The makings of a Condition 2.
Last night was second of two wonderful weather nights. The weather has been some of the worst that I have experienced in Antarctic yet and I was giddy about it. Of course, that might have had to do with being near or inside buildings. If I was in the field, I probably wouldn't have been happy. I know that no helicopters left yesterday because of the terrible weather. It looks like it is clearing up today and I already heard a couple helicopters roaring to life.
Snowstorm! (picture compliments of Rachel J.)
I guess I've been outside in a couple condition two storms before, but this one seemed the worst. Maybe it was. Maybe I just lingered long enough to appreciate its ferocity. So many times we talk about the dangers of Antarctic weather coming up quickly, but this is one of the first times I felt it. My normal recreational habits keep me safe from the general cold, but I'm not sure they'd keep me safe in this. It is a good eye opener of where I live.
A lull in the storm. Taken from the 155 facing 209.
Brian, Katie, and I play in the storm. Taken from the exact same spot as the picture above (video compliments of Rachel J.).
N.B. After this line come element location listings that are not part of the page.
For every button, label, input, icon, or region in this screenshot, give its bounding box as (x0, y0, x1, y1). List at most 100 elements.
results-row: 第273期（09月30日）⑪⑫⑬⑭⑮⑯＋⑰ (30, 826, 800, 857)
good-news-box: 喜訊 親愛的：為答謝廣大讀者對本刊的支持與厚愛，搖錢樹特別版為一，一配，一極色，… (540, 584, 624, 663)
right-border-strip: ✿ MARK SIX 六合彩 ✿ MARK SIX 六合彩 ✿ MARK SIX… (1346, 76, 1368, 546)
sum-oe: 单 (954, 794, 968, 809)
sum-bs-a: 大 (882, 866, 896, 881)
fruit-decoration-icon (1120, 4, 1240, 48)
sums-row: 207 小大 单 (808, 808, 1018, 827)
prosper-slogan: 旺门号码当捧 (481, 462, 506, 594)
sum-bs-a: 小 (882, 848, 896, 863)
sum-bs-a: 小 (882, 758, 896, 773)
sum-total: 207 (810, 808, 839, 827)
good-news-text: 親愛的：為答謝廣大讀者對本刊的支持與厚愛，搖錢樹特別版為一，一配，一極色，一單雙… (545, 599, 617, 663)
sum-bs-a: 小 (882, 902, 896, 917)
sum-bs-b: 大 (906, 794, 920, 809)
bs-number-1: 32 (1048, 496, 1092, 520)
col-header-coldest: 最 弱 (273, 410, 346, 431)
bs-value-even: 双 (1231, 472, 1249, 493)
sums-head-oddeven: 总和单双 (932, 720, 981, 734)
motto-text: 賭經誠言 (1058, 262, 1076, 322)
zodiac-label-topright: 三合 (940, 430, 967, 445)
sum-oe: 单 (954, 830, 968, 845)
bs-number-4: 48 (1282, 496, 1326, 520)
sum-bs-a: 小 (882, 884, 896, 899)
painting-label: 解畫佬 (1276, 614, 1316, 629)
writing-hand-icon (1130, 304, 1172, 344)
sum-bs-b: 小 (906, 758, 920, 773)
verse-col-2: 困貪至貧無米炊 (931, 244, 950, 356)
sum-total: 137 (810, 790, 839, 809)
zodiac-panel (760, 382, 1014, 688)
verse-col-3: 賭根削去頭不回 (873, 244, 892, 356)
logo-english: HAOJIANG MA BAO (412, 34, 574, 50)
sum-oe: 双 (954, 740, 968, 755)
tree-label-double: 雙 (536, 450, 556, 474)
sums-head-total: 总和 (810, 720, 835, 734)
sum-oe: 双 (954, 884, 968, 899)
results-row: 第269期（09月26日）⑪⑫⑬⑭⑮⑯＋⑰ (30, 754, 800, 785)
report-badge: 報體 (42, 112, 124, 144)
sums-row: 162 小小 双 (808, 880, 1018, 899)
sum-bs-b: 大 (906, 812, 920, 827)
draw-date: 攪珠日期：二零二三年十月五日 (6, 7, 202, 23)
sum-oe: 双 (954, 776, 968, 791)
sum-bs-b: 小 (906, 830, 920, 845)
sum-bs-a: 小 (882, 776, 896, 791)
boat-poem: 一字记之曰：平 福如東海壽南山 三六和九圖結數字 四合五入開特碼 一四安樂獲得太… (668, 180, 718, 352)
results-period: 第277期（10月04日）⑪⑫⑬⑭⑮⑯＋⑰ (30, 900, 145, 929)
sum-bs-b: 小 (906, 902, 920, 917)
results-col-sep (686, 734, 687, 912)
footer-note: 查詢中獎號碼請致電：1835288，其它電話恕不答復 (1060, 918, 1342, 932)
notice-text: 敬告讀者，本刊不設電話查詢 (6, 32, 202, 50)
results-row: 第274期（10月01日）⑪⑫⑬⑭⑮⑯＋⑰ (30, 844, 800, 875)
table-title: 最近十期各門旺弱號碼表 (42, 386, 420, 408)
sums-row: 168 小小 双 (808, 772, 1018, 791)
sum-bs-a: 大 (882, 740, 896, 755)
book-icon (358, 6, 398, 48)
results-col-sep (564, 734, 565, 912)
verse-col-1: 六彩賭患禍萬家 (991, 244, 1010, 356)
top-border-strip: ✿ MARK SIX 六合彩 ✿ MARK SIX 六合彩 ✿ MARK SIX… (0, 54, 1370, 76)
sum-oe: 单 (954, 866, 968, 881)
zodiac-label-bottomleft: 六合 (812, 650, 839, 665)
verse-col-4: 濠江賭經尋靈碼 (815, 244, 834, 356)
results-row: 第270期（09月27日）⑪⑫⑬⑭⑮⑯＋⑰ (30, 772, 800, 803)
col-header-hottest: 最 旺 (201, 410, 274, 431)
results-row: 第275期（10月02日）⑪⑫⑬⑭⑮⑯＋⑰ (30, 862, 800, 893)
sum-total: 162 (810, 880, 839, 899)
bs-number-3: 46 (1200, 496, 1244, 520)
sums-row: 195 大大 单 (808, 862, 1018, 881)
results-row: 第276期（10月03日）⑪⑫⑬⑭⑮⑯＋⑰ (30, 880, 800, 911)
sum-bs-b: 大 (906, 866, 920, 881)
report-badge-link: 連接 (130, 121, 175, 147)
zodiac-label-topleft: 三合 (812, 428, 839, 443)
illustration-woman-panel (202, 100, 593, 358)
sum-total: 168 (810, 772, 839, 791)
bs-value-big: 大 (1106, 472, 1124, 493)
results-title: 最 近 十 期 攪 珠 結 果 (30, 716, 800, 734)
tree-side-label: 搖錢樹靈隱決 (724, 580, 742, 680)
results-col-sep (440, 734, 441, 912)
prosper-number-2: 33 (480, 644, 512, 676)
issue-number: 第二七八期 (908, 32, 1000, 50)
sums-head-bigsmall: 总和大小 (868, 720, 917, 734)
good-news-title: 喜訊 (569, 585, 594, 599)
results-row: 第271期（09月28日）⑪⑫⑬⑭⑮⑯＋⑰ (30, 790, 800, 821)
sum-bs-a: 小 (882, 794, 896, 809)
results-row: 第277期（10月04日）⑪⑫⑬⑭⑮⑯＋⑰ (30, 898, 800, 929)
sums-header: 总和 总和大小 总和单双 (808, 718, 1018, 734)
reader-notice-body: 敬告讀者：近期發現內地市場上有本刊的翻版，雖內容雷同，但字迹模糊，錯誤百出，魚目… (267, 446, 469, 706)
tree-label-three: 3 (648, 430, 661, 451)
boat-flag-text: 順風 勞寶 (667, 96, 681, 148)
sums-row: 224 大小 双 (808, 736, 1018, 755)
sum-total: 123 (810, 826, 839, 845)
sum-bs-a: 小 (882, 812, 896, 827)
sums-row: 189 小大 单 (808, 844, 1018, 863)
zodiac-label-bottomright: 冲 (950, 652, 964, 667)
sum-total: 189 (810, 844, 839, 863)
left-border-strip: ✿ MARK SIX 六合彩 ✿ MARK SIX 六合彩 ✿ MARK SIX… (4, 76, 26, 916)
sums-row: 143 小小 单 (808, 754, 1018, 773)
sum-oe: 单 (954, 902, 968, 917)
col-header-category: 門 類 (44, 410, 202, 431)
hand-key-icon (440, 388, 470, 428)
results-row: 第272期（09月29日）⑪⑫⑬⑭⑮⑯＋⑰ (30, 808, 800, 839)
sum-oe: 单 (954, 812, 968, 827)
I don't feel like these pictures or videos usually do our storms justice. I hope that adding a clear day versus a storm picture will help show the differences. If nothing else, just listen to the wind whip by in the video when we aren't talking. I'm not sure I could have made it home if I didn't know exactly where we were going or had reinforcing landmarks on the way. We just disappear into the blowing snow so quickly. I imagine being in the field during this particular storm wouldn't have been quite as hard as the exercise we did at Happy Camper where we put a white bucket over our head, but it certainly would have been challenging.
Brian cleans up after his snow battle. Don't wear moccasins.
This photo was taken from 209, my new dorm, facing 155, my old dorm.
When I got back to my room, I thought I'd be done with the storm. However, that wasn't quite the case. I'm in a corner room so I think I get a little more wind than others. It woke me up a few times during the night and was probably to be expected. What I didn't expect was a half inch of snow to be on my window sill wall when I got back. I knew my single pane window wasn't great, but I had no idea that the wind could force so much snow through.
My window sill.
The next morning things seemed just as bad. I checked the weather and it was confirmed - still nasty out. I took a quick look at the weather channel and found the following two slides.
Our weather man's clever report.
Evidence of our working conditions?
To the more jaded on station, the second slide is more important. Many people have suggested that management keeps the base at Condition 2 or 3 in the morning so that we have to go to work. They'll only switch the base to Condition 1 after we should be at work or when the conditions are truly terrible. I thought the conditions were truly terrible, but apparently they can be worse because we were only in Condition 3 or 2 all morning or management did really want us to get to work.
Either way, things momentarily started to clear up at noon. This is a picture of Hut Point taken from near the power plant. I thought things were going to completely clear up by night because of those blue skies, but apparently that was only the eye of the storm. With nightfall came the horrendous winds again. Today though, things are actually clearing up.
Hut Point during a lull in the storm.